Gleichzeitig bedeutete das eine neue Situation zu meistern: Ich hatte nicht die Freiheit mir meine Lieblinge aus hunderten Bildern herauszupicken und diese exklusiv zu bearbeiten. Ich musste also versuchen aus fast allen Fotos etwas zu machen, auch jene die mir im ersten Moment nicht so gut gefallen haben. Aber dadurch konnte ich auch Fotos als Negativbeispiele verwenden oder Prinzipien anhand eines Bildes erklären, das diesem entspricht, ohne wirklich künstlerisch hochwertig zu sein.
Ich habe mich in diesem Bearbeitungsprozess deutlich intensiver mit Adobe Lightroom auseinandergesetzt als ich es je zuvor getan habe und zum ersten mal die Classic-Version verwendet. Diese ist zwar in ihren Funktionen ähnlich wie die moderne Applikation, im Handling jedoch gewöhnungsbedürftig.

 

Verfassen des Guides:

Fotografieren ist für mich etwas sehr intuitives, gleichzeitig fiel es mir schon immer schwer anderen Dinge zu erklären, die für mich selbst völlig logisch erscheinen.
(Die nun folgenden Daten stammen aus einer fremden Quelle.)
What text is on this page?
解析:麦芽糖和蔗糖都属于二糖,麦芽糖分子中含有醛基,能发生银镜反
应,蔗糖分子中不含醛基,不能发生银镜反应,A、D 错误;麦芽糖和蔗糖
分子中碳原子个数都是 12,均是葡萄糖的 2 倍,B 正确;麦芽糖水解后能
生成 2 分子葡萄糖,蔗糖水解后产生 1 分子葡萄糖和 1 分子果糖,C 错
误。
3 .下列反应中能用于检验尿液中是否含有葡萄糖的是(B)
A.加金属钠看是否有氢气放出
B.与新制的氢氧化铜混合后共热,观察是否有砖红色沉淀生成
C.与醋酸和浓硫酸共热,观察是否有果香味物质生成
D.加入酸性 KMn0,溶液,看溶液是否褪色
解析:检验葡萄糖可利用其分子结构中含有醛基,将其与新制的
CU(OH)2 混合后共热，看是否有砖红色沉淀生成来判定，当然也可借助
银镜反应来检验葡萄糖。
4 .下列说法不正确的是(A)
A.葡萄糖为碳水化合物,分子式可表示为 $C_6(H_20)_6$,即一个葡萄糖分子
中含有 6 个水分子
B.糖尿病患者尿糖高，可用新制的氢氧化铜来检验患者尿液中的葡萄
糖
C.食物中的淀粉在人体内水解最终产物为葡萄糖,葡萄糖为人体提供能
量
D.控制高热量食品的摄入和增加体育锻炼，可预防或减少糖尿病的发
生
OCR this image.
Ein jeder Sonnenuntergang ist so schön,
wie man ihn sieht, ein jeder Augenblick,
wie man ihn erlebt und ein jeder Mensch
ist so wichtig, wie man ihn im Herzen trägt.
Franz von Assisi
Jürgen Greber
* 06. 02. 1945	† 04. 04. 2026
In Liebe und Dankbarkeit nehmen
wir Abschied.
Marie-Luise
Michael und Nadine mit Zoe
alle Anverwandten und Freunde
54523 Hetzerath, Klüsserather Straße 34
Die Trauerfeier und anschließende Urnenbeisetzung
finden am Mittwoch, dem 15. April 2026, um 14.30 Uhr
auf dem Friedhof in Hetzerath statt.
Daher war es für mich eine grosse Herausforderung Instruktionen und Anleitungen verständlich zu erklären. Ich war mir unsicher wie viel Wissen ich voraussetzen darf und wie viele Grundlagen ich noch erklären muss. Vorher zu definieren wer genau die Zielgruppe sein soll hätte mir da wahrscheinlich geholfen, jedoch bin ich zu spät auf diese Idee gekommen.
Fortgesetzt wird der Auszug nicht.